O dia está para além do corcovado, silencioso, radiante, esplendoroso: de um silêncio indisciplinado e desordeiro, um pedaço de matéria escravizada, submetida a uma ordem óbvia, mas o significado é desordenado, invertido, re-vertido,ad-vertido, despido de caracterização, palavra, mensagem, conteúdo.
Realidade total do Homo Faber e Homo Sapiens. A palavra exprime e expressa o humano e o sensível. A letra registra e imprime quem somos. A frase descreve o sentido correspondente que pode ser exposto no coração puro, na consciência evidente, na razão que diz a si mesma, na emotividade do homem bom e honesto. O parágrafo narra a porção de harmonia possui os homens honestos, sinceros, espontâneos. Disserta o homem jamais renunciará e resignará ao sofrimento e à dor, ao caos da História Universal, em detrimento da História da Humanidade. A sentimentalidade do amar apaixonadamente amado, ao carinho tenro e tênue, à afeição madura e em plena civilização à harmonia sonhadora, ao primitivo e à criança. A identidade filosófica e analítica de por baixo de feições singelas e agradáveis.

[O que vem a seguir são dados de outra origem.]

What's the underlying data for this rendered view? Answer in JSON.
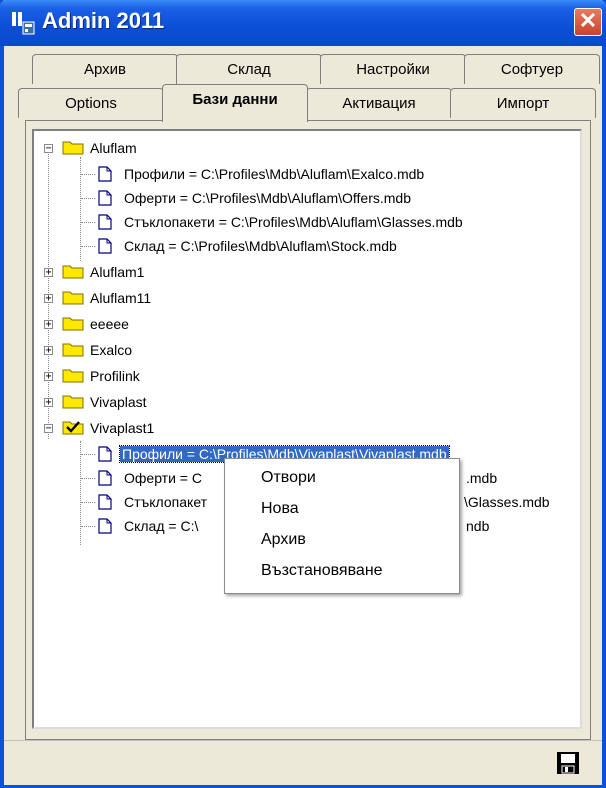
{
  "window": {
    "title": "Admin 2011",
    "close_glyph": "✕"
  },
  "tabs_row1": [
    {
      "label": "Архив"
    },
    {
      "label": "Склад"
    },
    {
      "label": "Настройки"
    },
    {
      "label": "Софтуер"
    }
  ],
  "tabs_row2": [
    {
      "label": "Options"
    },
    {
      "label": "Бази данни",
      "active": true
    },
    {
      "label": "Активация"
    },
    {
      "label": "Импорт"
    }
  ],
  "tree": {
    "groups": [
      {
        "name": "Aluflam",
        "expanded": true,
        "children": [
          "Профили  = C:\\Profiles\\Mdb\\Aluflam\\Exalco.mdb",
          "Оферти  = C:\\Profiles\\Mdb\\Aluflam\\Offers.mdb",
          "Стъклопакети  = C:\\Profiles\\Mdb\\Aluflam\\Glasses.mdb",
          "Склад  = C:\\Profiles\\Mdb\\Aluflam\\Stock.mdb"
        ]
      },
      {
        "name": "Aluflam1"
      },
      {
        "name": "Aluflam11"
      },
      {
        "name": "eeeee"
      },
      {
        "name": "Exalco"
      },
      {
        "name": "Profilink"
      },
      {
        "name": "Vivaplast"
      },
      {
        "name": "Vivaplast1",
        "expanded": true,
        "checked": true,
        "children": [
          "Профили  = C:\\Profiles\\Mdb\\Vivaplast\\Vivaplast.mdb",
          "Оферти  = C",
          "Стъклопакет",
          "Склад  = C:\\"
        ],
        "children_tail": [
          "",
          ".mdb",
          "\\Glasses.mdb",
          "ndb"
        ]
      }
    ]
  },
  "context_menu": {
    "items": [
      "Отвори",
      "Нова",
      "Архив",
      "Възстановяване"
    ]
  },
  "colors": {
    "titlebar": "#0b4fd6",
    "selection": "#316ac5",
    "folder": "#ffe800",
    "face": "#ece9d8"
  },
  "icons": {
    "save": "floppy-disk-icon",
    "close": "close-icon",
    "folder": "folder-icon",
    "document": "document-icon"
  }
}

Um tempo imenso estranho e estrangeiro. Há dias em que o sol parece ir rachar o chão; um calor insuportável, seco, sem vento, suor escorre livremente pelo rosto, inerente à vontade, tudo aberto, escancarado, de um extremo ao outro. Tudo irá ruir muito em breve frente aos olhos.
O sol quer firmar-se. Não o fará. A sua claridade será por pouco tempo. Aqui dentro, faz um pouco de frio. Esta pouca frieza permanecerá por todo o dia.